The Wolfson Prize on how to break up the euro (incidentally I am one of the judges) is completely at odds with the German policy establishment’s ideology, writes Ambrose Evans-Pritchard in The Telegraph, here.
Excerpts:
“The German elites seem to believe that a new cycle of global growth is safely under way after the nasty scare of the winter, and that the European Central Bank has done more than enough to shore up Club Med and the EMU banking system – too much, if anything, risking an inflationary surge (in their view, obviously, not mine).”
“There is almost no intellectual recognition – except among those who have lived abroad and worked in global finance – that monetary union has become an engine of contractionary havoc along the lines of the 1930s Gold Standard (…) or that Euroland would be in crisis today whether or not the Greeks fiddled their books a decade ago, or even if Spain and Ireland had taken drastic measures to offset ECB stimulus six years ago.”
The Evans-Pritchard answer to the Wolfson question is as follows: “the only way to break up EMU without a disaster is for the Teutonic bloc to withdraw, leaving a Latin euro with the existing institutions of monetary union intact and euro contracts upheld.” (I suggested another solution in my recent book, “Euro Exit”).
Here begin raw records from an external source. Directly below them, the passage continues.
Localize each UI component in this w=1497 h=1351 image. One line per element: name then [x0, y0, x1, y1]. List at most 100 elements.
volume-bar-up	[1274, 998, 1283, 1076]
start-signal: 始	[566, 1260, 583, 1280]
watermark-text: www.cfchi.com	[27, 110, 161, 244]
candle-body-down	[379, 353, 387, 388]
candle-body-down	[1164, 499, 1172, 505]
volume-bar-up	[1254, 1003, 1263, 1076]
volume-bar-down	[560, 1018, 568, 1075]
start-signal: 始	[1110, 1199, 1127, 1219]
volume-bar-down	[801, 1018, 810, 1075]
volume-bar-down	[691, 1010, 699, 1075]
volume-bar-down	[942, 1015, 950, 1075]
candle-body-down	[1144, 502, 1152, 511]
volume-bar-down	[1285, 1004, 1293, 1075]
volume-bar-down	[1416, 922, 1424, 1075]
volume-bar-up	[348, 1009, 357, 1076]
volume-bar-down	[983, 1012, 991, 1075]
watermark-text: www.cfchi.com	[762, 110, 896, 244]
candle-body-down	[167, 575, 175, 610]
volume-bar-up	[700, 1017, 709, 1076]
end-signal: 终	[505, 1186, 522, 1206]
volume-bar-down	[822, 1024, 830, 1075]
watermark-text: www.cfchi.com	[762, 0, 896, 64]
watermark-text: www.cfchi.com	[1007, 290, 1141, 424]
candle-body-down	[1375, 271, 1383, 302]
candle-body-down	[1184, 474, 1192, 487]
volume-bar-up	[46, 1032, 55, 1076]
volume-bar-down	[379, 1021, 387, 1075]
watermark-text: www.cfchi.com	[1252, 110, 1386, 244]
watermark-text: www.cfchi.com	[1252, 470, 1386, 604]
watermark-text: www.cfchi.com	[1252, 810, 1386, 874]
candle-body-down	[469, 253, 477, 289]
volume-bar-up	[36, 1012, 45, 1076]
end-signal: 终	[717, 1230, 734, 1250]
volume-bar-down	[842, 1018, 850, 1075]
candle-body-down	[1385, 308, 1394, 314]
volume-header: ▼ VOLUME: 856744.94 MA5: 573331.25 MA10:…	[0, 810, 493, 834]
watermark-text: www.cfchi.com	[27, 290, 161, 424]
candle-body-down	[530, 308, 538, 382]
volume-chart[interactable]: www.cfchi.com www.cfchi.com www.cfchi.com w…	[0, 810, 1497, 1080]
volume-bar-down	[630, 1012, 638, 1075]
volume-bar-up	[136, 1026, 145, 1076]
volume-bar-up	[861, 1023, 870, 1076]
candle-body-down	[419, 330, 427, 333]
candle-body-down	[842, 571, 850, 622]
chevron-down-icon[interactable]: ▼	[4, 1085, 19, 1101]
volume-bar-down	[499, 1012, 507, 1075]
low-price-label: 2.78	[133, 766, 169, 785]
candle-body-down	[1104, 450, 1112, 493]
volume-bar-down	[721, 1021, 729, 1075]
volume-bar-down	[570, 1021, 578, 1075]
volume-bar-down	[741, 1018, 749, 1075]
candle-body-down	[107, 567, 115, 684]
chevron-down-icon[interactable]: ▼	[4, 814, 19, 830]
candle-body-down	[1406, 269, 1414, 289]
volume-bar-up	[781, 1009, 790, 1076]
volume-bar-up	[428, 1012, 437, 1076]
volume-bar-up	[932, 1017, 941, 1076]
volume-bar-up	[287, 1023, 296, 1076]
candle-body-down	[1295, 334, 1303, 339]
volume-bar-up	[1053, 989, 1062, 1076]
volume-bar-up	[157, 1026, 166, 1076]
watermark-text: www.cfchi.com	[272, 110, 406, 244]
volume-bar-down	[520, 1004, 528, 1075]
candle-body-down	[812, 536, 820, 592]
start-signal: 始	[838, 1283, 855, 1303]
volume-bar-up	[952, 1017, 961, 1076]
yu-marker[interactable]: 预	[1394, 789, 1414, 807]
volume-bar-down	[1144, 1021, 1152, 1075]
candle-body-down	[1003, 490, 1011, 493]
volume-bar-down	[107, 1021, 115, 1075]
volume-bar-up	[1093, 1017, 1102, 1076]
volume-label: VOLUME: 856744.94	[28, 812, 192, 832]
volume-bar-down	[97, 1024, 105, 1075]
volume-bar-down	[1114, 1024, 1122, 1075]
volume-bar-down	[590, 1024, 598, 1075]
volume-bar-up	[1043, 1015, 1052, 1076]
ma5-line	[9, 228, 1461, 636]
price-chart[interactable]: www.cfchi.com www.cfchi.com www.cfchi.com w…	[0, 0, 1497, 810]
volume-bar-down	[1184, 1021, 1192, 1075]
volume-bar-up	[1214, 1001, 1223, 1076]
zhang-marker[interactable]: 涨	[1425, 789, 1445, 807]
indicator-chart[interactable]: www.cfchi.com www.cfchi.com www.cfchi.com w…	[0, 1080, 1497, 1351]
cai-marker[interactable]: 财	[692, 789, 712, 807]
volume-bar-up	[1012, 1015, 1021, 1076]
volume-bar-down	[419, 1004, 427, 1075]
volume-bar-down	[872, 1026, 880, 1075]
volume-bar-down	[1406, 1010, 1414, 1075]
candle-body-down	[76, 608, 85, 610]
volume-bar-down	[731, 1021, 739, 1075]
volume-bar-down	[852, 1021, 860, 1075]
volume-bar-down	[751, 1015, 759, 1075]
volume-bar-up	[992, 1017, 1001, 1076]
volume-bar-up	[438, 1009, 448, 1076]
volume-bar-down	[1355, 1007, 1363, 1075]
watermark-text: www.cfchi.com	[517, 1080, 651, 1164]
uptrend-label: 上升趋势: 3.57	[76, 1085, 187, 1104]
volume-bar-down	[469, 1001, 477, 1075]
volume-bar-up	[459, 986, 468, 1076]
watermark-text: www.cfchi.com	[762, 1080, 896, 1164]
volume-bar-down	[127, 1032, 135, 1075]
But, he adds, this will of course not happen. “Politics prohibit such a painless liberation. There is no figure in Germany able or willing to lead such a move. He intellectual ground has not been prepared. (…) The Project will be defended by its fanatics in the bunkers until the social, political, and diplomatic landscape has been reduced to ruble …”
Meanwhile, after having repeated for many years that European governments had to “save” the euro, George Soros now says that if he were still an active investor, he would “bet against the euro”.
PS: A reminder, by David Beckworth, of the Paul Krugman’s diagnosis (in February this year) of what, really, ails Europe, here.